THQ schickt uns zurück in die gute alte Zeit der Arenashooter. Also den Raketenwerfer ausgepackt und den Fragcount in die Höhe treiben!

Schnelles Gameplay, Jump-Pads, bunte Lichter… So sind uns die Arenashooter der Jahrtausendwende in guter Erinnerung geblieben. Mittlerweile mussten diese aber der nächsten Generation Shooter weichen und verweilen nun friedlich 6 Fuß unter der Erde. Nun kommen da aber Illfonic (Entwickler) und THQ (Publisher) mit dem Spaten auf den Spielefriedhof getrottet, bereit zu tun, was nötig ist.

Das Spielprinzip ist ebenso einfach wie genial: Maximal 4 Spieler ballern 4 weiteren Spielern in die digitalen Klöten. Dabei helfen Raketenwerfer, Shotguns und sieben weitere futuristisch gestylte Waffen. Leider finden sich hier zu wenige eigene Ideen, alles scheint zu sehr vom großen Vorbild Q3:A abgekupfert zu sein, was sich durch so ziemlich alle Bereiche des Spiels zu ziehen scheint. Die Levels sind zwar verhältnismäßig hübsch, zeigen aber wieder zu wenig Eigeninitiative – wenigstens kommt so das Retro-Feeling auf Hochtouren.

Als „neues“ Element bringt Nexuiz die sogenannten „Mutatoren“ mit sich. Auf jeder Map gibt es ein (respawnendes) Item, das dem Spieler erlaubt, die Spielwelt auf über 100 verschiedene Weisen zu manipulieren. Die Schwerkraft verringern? Check. Die Spielwelt schwarz-weiß machen? Check. Den Gegner wegteleportieren?
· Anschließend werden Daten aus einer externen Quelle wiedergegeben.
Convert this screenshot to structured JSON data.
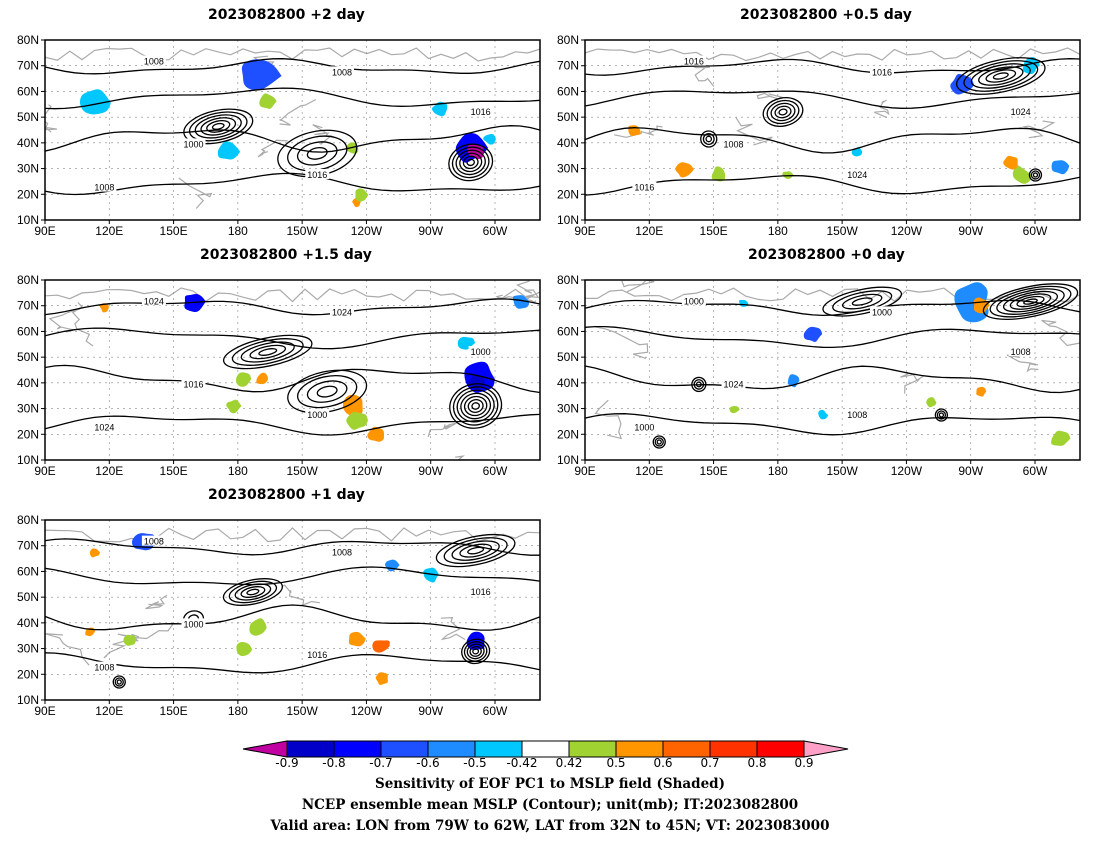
{
  "panels": [
    {
      "title": "2023082800 +2 day"
    },
    {
      "title": "2023082800 +0.5 day"
    },
    {
      "title": "2023082800 +1.5 day"
    },
    {
      "title": "2023082800 +0 day"
    },
    {
      "title": "2023082800 +1 day"
    }
  ],
  "lat_labels": [
    "80N",
    "70N",
    "60N",
    "50N",
    "40N",
    "30N",
    "20N",
    "10N"
  ],
  "lon_labels": [
    "90E",
    "120E",
    "150E",
    "180",
    "150W",
    "120W",
    "90W",
    "60W"
  ],
  "contour_labels": [
    "1000",
    "1008",
    "1016",
    "1024"
  ],
  "colors": {
    "levels": [
      "-0.9",
      "-0.8",
      "-0.7",
      "-0.6",
      "-0.5",
      "-0.42",
      "0.42",
      "0.5",
      "0.6",
      "0.7",
      "0.8",
      "0.9"
    ],
    "palette": [
      "#c000a0",
      "#0000c8",
      "#0000ff",
      "#1e50ff",
      "#1e8cff",
      "#00c8ff",
      "#ffffff",
      "#a0d232",
      "#ff9600",
      "#ff6400",
      "#ff3200",
      "#ff0000",
      "#ffa0c8"
    ],
    "coast": "#aaaaaa",
    "contour": "#000000",
    "grid": "#888888"
  },
  "colorbar_labels": [
    "-0.9",
    "-0.8",
    "-0.7",
    "-0.6",
    "-0.5",
    "-0.42",
    "0.42",
    "0.5",
    "0.6",
    "0.7",
    "0.8",
    "0.9"
  ],
  "caption": {
    "line1": "Sensitivity of EOF PC1 to MSLP field (Shaded)",
    "line2": "NCEP ensemble mean MSLP (Contour); unit(mb); IT:2023082800",
    "line3": "Valid area: LON from 79W to 62W, LAT from 32N to 45N; VT: 2023083000"
  }
}
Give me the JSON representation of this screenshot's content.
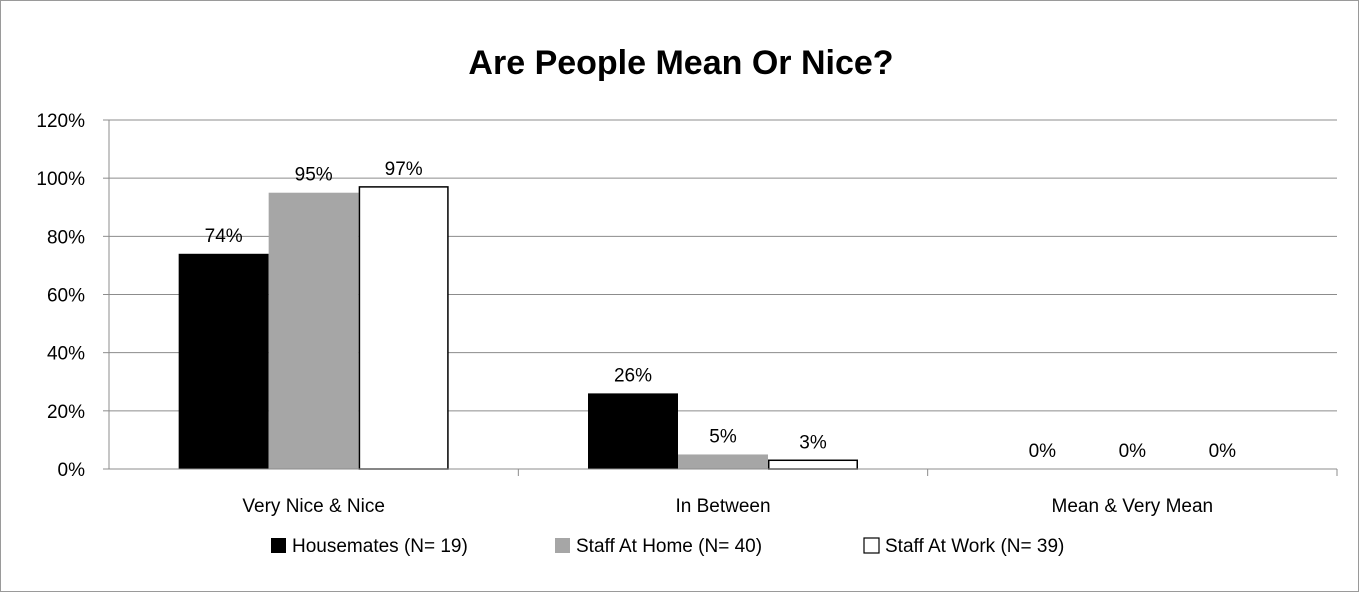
{
  "chart_data": {
    "type": "bar",
    "title": "Are People Mean Or Nice?",
    "categories": [
      "Very Nice & Nice",
      "In Between",
      "Mean & Very Mean"
    ],
    "series": [
      {
        "name": "Housemates (N= 19)",
        "values": [
          74,
          26,
          0
        ],
        "labels": [
          "74%",
          "26%",
          "0%"
        ],
        "color": "#000000"
      },
      {
        "name": "Staff At Home (N= 40)",
        "values": [
          95,
          5,
          0
        ],
        "labels": [
          "95%",
          "5%",
          "0%"
        ],
        "color": "#a6a6a6"
      },
      {
        "name": "Staff At Work (N= 39)",
        "values": [
          97,
          3,
          0
        ],
        "labels": [
          "97%",
          "3%",
          "0%"
        ],
        "color": "#ffffff"
      }
    ],
    "ylim": [
      0,
      120
    ],
    "yticks": [
      0,
      20,
      40,
      60,
      80,
      100,
      120
    ],
    "ytick_labels": [
      "0%",
      "20%",
      "40%",
      "60%",
      "80%",
      "100%",
      "120%"
    ],
    "xlabel": "",
    "ylabel": "",
    "grid": true,
    "legend_position": "bottom"
  }
}
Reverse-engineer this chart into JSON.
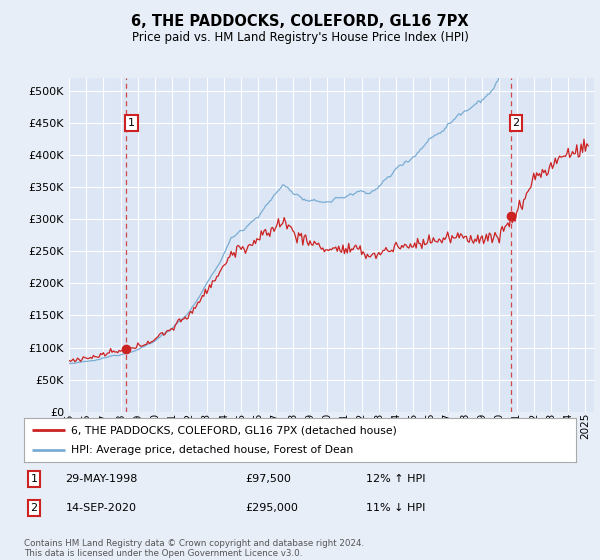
{
  "title": "6, THE PADDOCKS, COLEFORD, GL16 7PX",
  "subtitle": "Price paid vs. HM Land Registry's House Price Index (HPI)",
  "background_color": "#e8eef8",
  "plot_bg_color": "#dde6f5",
  "hpi_color": "#7aadd4",
  "price_color": "#cc2222",
  "legend_line1": "6, THE PADDOCKS, COLEFORD, GL16 7PX (detached house)",
  "legend_line2": "HPI: Average price, detached house, Forest of Dean",
  "footer": "Contains HM Land Registry data © Crown copyright and database right 2024.\nThis data is licensed under the Open Government Licence v3.0.",
  "ylim": [
    0,
    520000
  ],
  "yticks": [
    0,
    50000,
    100000,
    150000,
    200000,
    250000,
    300000,
    350000,
    400000,
    450000,
    500000
  ],
  "start_year": 1995,
  "end_year": 2025,
  "sale1_price": 97500,
  "sale1_label": "29-MAY-1998",
  "sale1_note": "12% ↑ HPI",
  "sale2_price": 295000,
  "sale2_label": "14-SEP-2020",
  "sale2_note": "11% ↓ HPI"
}
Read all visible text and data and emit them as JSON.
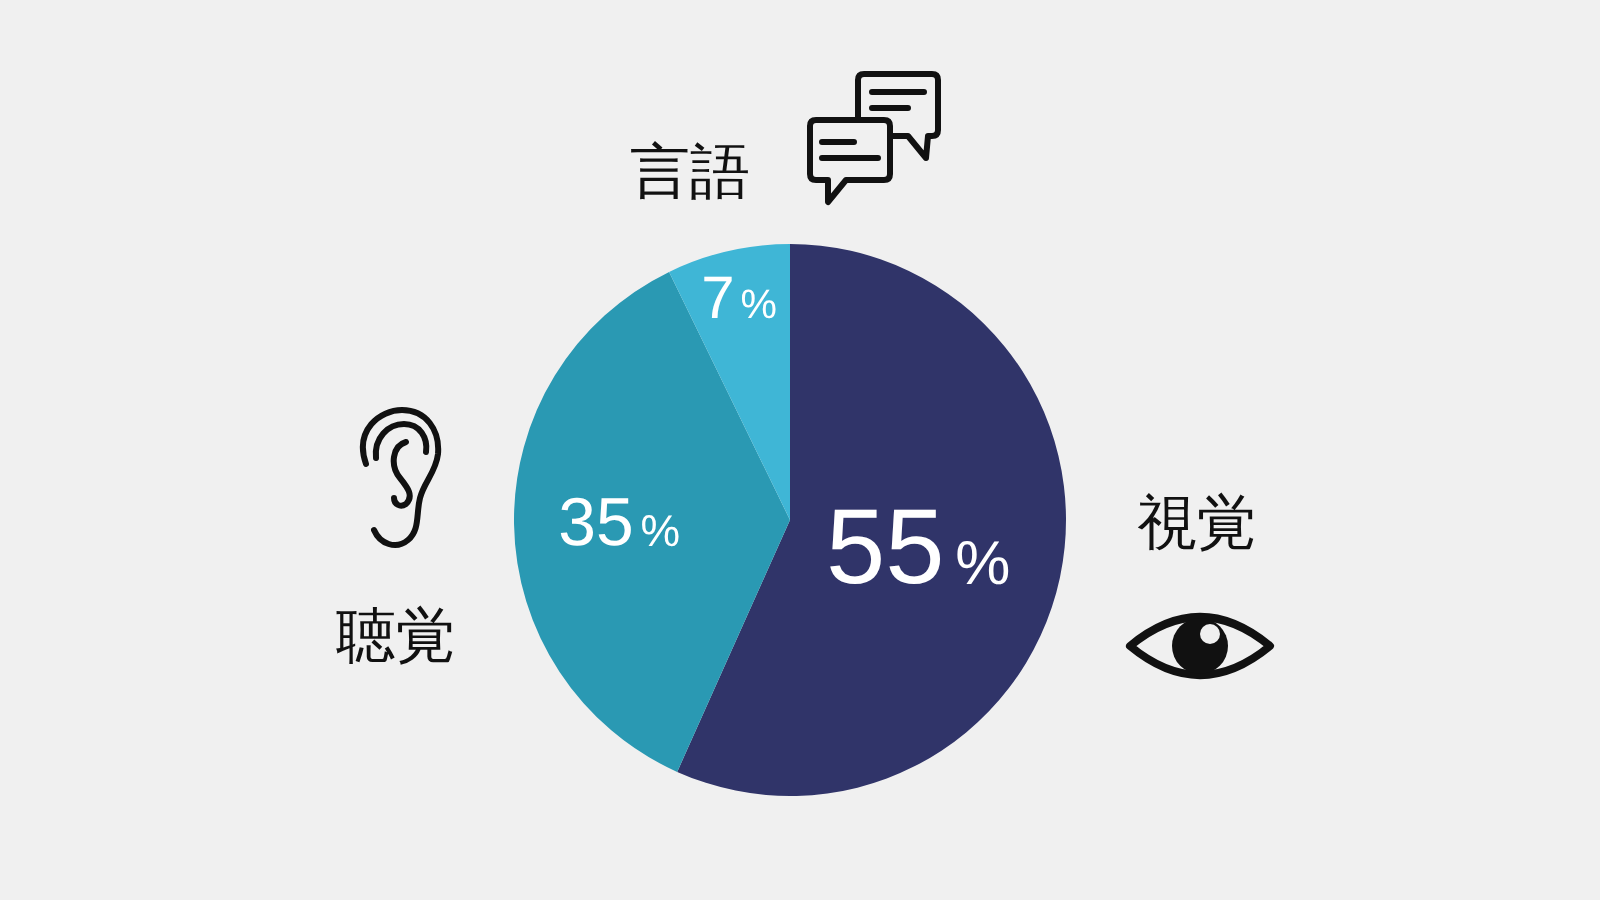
{
  "chart_data": {
    "type": "pie",
    "categories": [
      "視覚",
      "聴覚",
      "言語"
    ],
    "values": [
      55,
      35,
      7
    ],
    "colors": [
      "#303469",
      "#2a99b3",
      "#3fb6d6"
    ],
    "value_labels": [
      "55%",
      "35%",
      "7%"
    ]
  }
}
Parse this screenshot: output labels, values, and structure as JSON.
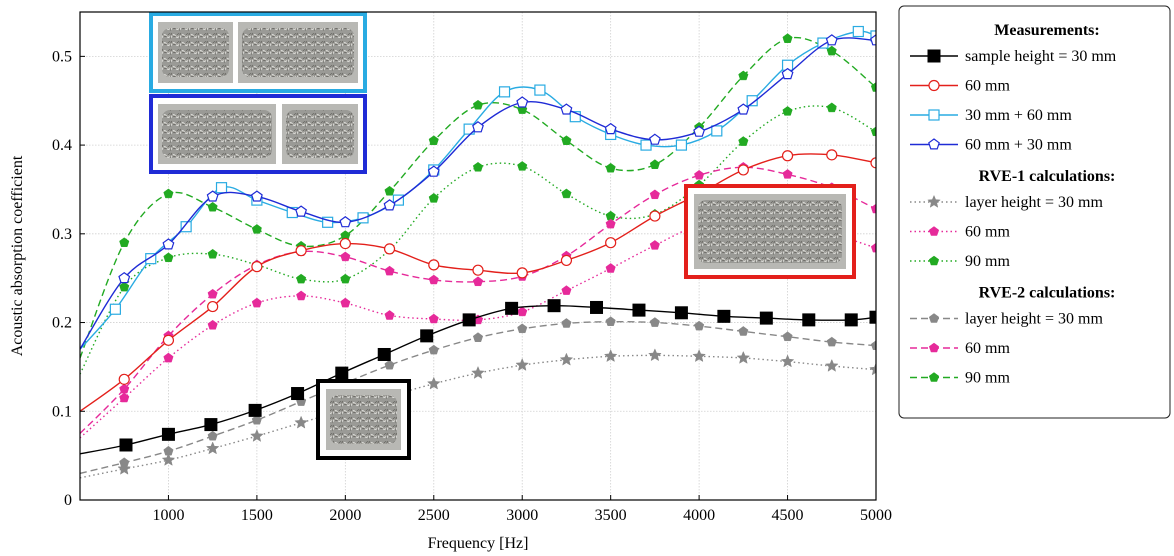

Check. Hierdurch wird das sonst sehr berechenbare Gameplay auf eine neue Stufe gebracht und jedes Match ist einzigartig, ob das nun Team Deathmatch oder CTF ist.

Gut, Nexuiz ist nicht neu; PC-Spieler kommen bereits seit 2005 in den Genuss dieser Perle, allerdings noch mir der idTech3-Engine. Illfonic hat dem frischen Konsolenport die CryEngine3 spendiert und alles etwas aufpoliert, damit auch Besitzer einer Xbox360 grinsend den Abzug drücken können. Die aufgebohrte Version kommt dann später, wahrscheinlich im Frühjahr, auch für PS3- und für PC-User.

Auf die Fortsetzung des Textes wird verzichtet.